Unfortunately, the uniform application of these rules won’t include the Standardbred industry because it’s now out of the RMTC.

The Thoroughbred industry does seem resolute in adopting the uniform national model rules on medication and drug-testing. More than 50 racetracks and industry organizations have co-signed a letter urging state regulators to act immediately in adopting the rules (see The Wire, page 14).

This will get complicated in states such as Delaware and Pennsylvania, which have separate racing commissions for Thoroughbred and Standardbred racing.
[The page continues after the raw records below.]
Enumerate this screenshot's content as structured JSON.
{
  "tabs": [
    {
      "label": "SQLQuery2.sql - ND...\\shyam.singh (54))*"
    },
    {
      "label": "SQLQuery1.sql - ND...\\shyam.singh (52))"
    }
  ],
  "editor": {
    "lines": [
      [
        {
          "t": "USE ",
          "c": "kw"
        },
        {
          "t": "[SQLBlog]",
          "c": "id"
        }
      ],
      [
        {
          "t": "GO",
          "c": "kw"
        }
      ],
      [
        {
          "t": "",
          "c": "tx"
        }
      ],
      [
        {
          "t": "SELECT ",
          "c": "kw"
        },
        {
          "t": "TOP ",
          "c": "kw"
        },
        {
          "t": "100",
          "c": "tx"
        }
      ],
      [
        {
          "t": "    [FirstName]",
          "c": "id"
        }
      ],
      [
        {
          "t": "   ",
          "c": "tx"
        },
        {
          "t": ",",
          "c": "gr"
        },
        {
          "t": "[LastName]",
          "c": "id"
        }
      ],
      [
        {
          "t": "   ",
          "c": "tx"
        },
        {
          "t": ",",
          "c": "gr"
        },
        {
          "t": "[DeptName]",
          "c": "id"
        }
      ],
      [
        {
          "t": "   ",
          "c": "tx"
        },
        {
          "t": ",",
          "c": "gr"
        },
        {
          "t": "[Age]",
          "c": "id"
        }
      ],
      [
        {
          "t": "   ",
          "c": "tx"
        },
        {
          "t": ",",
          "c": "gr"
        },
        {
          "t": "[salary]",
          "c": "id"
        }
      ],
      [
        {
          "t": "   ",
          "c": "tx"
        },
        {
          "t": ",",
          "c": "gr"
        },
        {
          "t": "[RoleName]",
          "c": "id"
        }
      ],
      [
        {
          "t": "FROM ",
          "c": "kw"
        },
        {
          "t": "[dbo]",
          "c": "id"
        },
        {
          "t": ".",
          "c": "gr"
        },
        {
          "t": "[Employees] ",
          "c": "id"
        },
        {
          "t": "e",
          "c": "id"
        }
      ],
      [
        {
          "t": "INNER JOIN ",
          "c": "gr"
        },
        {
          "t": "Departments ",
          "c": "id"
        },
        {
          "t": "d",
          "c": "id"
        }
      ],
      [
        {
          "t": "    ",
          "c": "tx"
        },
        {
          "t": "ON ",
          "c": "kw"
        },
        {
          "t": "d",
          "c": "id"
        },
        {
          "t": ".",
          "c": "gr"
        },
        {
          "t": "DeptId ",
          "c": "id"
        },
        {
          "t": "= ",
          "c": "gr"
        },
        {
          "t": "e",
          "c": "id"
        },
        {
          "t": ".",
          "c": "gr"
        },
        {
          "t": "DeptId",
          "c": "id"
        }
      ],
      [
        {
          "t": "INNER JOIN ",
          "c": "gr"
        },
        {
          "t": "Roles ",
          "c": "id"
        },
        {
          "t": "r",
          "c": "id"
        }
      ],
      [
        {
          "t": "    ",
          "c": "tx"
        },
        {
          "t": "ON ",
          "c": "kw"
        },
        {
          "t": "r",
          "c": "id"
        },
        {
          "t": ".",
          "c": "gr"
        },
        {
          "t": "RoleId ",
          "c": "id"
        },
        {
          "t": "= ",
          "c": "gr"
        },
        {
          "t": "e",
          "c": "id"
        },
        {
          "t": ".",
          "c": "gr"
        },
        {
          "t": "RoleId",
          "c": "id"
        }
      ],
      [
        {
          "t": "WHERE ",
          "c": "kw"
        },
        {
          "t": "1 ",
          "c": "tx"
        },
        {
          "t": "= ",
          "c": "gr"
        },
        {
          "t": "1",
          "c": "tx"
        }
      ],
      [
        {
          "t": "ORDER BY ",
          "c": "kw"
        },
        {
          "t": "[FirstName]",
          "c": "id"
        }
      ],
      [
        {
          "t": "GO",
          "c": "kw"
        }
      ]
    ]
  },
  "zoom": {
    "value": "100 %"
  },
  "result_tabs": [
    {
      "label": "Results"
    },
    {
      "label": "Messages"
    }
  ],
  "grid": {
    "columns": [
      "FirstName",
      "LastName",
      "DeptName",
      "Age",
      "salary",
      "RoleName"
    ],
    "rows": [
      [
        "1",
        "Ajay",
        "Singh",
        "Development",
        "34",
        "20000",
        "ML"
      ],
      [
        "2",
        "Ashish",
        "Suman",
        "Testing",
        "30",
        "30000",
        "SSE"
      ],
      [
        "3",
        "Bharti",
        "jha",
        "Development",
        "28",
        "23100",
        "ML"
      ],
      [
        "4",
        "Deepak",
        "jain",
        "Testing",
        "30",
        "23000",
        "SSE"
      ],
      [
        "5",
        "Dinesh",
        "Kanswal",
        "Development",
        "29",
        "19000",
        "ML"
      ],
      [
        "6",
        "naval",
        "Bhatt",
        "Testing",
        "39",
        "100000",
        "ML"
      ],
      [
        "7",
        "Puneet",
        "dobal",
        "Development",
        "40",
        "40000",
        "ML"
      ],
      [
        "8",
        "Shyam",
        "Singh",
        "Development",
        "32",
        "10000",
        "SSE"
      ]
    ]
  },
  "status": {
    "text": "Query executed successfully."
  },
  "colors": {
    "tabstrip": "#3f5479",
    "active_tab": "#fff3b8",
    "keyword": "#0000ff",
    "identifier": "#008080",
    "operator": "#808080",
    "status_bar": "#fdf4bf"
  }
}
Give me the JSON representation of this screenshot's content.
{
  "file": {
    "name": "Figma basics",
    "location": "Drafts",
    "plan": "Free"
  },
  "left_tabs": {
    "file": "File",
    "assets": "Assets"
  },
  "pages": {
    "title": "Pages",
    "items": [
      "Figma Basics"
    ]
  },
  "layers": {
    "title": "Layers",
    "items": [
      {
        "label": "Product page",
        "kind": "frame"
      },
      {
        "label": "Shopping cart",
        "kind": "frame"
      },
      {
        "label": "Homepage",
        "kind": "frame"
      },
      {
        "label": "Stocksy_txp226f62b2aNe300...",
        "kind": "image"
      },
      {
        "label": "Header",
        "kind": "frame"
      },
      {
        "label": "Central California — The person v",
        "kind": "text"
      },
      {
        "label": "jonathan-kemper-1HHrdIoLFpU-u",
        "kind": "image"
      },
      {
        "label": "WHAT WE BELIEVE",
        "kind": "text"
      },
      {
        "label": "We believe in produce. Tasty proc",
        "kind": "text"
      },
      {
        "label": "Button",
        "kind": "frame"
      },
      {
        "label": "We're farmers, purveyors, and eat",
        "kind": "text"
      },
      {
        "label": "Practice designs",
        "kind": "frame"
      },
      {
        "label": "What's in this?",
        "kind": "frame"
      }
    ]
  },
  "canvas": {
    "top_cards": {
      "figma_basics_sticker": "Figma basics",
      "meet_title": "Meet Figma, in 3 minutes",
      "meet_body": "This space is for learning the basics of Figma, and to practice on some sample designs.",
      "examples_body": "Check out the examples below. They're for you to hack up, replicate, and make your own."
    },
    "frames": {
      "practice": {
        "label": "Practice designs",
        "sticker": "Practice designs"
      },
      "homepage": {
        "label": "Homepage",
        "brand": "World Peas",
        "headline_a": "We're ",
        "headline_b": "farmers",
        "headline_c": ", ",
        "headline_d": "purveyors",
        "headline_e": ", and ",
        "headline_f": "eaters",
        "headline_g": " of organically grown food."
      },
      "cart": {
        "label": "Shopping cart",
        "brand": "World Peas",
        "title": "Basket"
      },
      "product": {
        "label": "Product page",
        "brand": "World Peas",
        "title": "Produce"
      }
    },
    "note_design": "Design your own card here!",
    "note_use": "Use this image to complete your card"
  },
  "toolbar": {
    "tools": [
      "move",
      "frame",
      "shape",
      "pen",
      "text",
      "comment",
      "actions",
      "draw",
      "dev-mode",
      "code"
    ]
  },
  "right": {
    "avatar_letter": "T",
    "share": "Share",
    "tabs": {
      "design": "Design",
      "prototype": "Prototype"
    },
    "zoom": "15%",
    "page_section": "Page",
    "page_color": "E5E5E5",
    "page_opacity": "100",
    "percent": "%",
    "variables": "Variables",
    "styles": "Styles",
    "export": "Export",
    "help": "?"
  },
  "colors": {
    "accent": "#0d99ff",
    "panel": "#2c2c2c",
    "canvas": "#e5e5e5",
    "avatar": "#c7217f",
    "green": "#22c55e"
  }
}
What is frustrating is that despite all the effort toward uniformity, the split between the Standardbreds and Thoroughbreds could be seen one way by congressional leaders itching to create federal oversight for the horse racing industry: that the industry cannot effectively police itself.

Perhaps the strong call-to-action among Thoroughbred racetracks and organizations will push state regulators to move forward with across-the-board medication rules and penalties. If not—and the end result is a continuation of fractured rules—then maybe Congress is right.